Photo © Charles W. Cushman

I don't know why The Daily Mail, as a British newspaper would feature an extensive gallery of New York City photographs made in the 1940s and later by Charles Weever Cushman, but it did and these show us how much (and how little) has changed in this wonderful city.

Charles Weever Cushman was an amateur photographer and Indiana University alumnus, who bequeathed approximately 14,500 Kodachrome color slides to his alma mater. The photographs in this collection bridge a thirty-two year span from 1938 to 1969.

Most of these places shown in the photographs have either been demolished or altered, except for one or two in the East Village. My favorite is the one above of Chinese store windows in Chinatown made on October 7, 1942.... I wonder where that is.

Which brings me to street photography. I read a day or two ago that Scott Strazzante got into trouble because some random guy took umbrage to his shooting from the hip, and shoved him.

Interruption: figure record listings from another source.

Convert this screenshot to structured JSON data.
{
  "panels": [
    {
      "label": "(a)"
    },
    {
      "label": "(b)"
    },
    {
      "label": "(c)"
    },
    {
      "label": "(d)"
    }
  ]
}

You can read of the incident here.  I also got some grief when an older fellow, whom I was photographing quite openly, hurled the vilest of epithets at me but he wasn't physical. You can read about it here.

The guy who shoved Scott said that photographing people from the hip was "intellectually unfair".  I don't know what he meant, except perhaps he thought that it wasn't really photography, and for it to be fair, people being photographed had to be aware that Scott (or I and other street photographers who shoot from the hip) were photographing them...otherwise it was a sort of surveillance photography.

Scott actually thinks that "shooting from the hip is kinda creepy".  I don't disagree (which isn't quite the same as saying that I agree) with this notion, but I would qualify it by saying that it depends who the subjects are.  For example, if provocatively dressed young women are being photographed
surreptitiously with a different intent than pure street photography, then it's creepy. Otherwise, shooting from the hip is no different than shooting candid portraits with a long lens.